The Supreme Court has now issued a judgment in Robt. Jones Holdings Limited v McCullagh and Lawrence in  NZSC 86.
The decision clarifies the test under section 292, giving liquidators and advisors certainty around what must be proven in a claim for recovery. It is significant as the decision had the potential to turn the preference regime in New Zealand on its head, leaving every day loan transactions outside the ambit of the preference regime. It has also avoided some significant complexities and evidential issues for liquidators looking to bring recovery actions.
Northern Crest Investments Ltd (Northern Crest) (parent company of the Blue Chip group) leased a property owned by Robt. Jones Holdings Ltd (Robt Jones). Northern Crest fell behind on its rent payments. Northern Crest and Robt. Jones entered into settlement agreements under which they agreed on the amount Northern Crest was to pay to satisfy its liability under the lease. Payments were subsequently made on account of Northern Crest’s liability to Robt. Jones, though the payments were not made directly by Northern Crest.

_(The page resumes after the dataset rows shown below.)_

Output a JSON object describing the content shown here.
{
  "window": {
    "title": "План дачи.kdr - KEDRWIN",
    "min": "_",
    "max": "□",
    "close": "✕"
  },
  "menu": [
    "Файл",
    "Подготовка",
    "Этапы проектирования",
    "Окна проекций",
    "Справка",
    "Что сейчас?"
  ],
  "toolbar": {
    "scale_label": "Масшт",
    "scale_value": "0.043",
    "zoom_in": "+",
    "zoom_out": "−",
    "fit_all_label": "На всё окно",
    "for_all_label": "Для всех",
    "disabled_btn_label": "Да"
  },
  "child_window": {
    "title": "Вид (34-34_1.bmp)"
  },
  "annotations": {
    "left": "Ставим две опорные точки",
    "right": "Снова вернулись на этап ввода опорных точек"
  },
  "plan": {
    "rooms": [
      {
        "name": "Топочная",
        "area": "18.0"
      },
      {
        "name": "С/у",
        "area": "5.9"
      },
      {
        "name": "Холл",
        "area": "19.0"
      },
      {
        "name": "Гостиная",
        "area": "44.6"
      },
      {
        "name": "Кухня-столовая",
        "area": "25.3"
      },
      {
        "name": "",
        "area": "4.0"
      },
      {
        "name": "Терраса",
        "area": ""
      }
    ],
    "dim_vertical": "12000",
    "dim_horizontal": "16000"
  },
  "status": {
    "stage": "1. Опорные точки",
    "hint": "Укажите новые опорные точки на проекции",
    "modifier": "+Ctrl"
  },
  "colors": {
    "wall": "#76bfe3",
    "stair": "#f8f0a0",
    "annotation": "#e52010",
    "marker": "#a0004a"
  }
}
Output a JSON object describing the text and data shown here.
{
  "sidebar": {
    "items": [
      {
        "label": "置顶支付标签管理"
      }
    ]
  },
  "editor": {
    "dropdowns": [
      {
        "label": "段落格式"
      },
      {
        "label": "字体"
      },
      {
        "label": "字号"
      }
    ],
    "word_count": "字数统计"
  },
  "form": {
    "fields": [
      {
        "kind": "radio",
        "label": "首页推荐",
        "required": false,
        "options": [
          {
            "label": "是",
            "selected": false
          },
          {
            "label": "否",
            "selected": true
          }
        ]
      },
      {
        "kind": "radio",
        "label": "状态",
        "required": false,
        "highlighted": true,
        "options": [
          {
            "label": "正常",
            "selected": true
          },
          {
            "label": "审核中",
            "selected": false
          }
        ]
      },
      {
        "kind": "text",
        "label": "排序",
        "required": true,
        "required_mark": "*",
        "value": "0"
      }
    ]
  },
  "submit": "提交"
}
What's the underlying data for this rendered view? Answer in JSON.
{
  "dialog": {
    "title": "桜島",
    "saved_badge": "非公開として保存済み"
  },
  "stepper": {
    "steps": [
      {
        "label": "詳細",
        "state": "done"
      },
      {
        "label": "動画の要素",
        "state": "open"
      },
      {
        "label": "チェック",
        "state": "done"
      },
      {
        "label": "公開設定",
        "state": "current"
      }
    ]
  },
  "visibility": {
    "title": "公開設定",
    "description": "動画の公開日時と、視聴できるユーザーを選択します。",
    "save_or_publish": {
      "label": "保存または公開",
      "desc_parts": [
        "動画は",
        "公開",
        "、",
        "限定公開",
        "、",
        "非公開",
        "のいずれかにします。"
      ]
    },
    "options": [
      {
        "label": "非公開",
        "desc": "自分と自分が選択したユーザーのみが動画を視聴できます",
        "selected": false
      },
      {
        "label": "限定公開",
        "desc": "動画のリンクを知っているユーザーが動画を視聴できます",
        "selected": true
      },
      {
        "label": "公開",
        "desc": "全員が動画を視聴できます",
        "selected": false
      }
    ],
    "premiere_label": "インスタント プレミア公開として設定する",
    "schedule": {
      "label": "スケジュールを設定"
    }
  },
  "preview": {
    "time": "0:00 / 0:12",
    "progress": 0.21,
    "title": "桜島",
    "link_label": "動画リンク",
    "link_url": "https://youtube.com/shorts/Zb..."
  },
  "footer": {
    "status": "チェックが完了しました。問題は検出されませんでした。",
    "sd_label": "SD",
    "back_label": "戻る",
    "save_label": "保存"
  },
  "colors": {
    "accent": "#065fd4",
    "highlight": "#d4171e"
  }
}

The dispute with the liquidators started in 2011, following the liquidation of Northern Crest. The liquidators sought to recover approximately $750,000 which had been paid to Robt. Jones in the year preceding liquidation, on the basis that Robt. Jones had been preferred in accordance with the test set out under s 292 of the Companies Act 1993.
The complicating factor in the case arose because the payments received by Robt. Jones were not paid directly by Northern Crest, but rather two other companies, Columbus Property Marketing Pty Ltd (Columbus) and MSH No 2 Pty Ltd (MSH2). The liquidators claimed that the Columbus money represented licence fees that were due to be paid by Columbus to Northern Crest, in discharge of Columbus’ obligations under a licence agreement. The liquidators also argued that the MSH2 money was either a re-direction by Northern Crest of licence fees, or alternatively was an inter-company loan from MSH2 which was paid directly by MSH2. In both cases, the liquidators claimed that the money was paid with Northern Crest’s consent and knowledge and for its benefit.
The case in both the High Court and Court of Appeal engaged the question of when third party payments can amount to voidable transactions under the preference regime set out s 292 of the Act. Under s 292, the liquidator is able to claw back a payment if it is deemed to be an insolvent transaction and is made within two years of liquidation. An insolvent transaction is one that is entered into at a time when the company is unable to pay its due debts and enables the creditor to receive more than they would receive in the company’s liquidation.
The High Court and Court of Appeal found in favour of the liquidators, determining that the requirements of s 292 were satisfied.
In the final chapter, Robt Jones sought to appeal to the Supreme Court, arguing that in addition to meeting the requirements set out in section 292 of the Act, a liquidator was also required to establish that the transaction had the effect of diminishing the pool of assets available to unsecured creditors. Robt Jones argued that no diminution occurred because the payment was a loan from MSH2 to Northern Crest. It was argued that the loan meant that there was no change in the position of Northern Crest (no diminution of assets) in so far as other creditors were concerned, because Robt Jones was simply replaced by MSH2 as a creditor.
The liquidators argued that to the extent diminution was required, it was already embedded in section 292 of the Act. This is because a liquidator already needed to establish that the transaction had the effect of conferring a benefit over and above what the creditor would have received in the liquidation. The liquidators also contended that the potential effects of imposing a diminution element would undermine the objectives of the regime and Parliament’s intention in enacting the section.
The Supreme Court dismissed Robt Jones’ arguments in their entirety. The full bench of the Supreme Court agreed with the liquidators, finding that section 292 does not require proof of the additional element of diminution.
The Supreme Court observed that section 292 focuses on the effect of the payment, rather than the intention with which the payment was made (which was the emphasis of the previous Companies Act and Privy Council authority). It also found that:
- the wording of section 292 did not leave room for importation of a further common law requirement;
- overseas case law did not support the argument that diminution should be tacked on to the statutory test; and
- an additional diminution requirement would introduce unjustified complexity into the clawback regime.
Regarding the consequences of imposing the diminution test, in addition to unjustified complexity, the Court further held that it would create evidential issues with respect to overdrawn accounts and artificial outcomes.
The decision is a welcome one and provides certainty in the law going forward.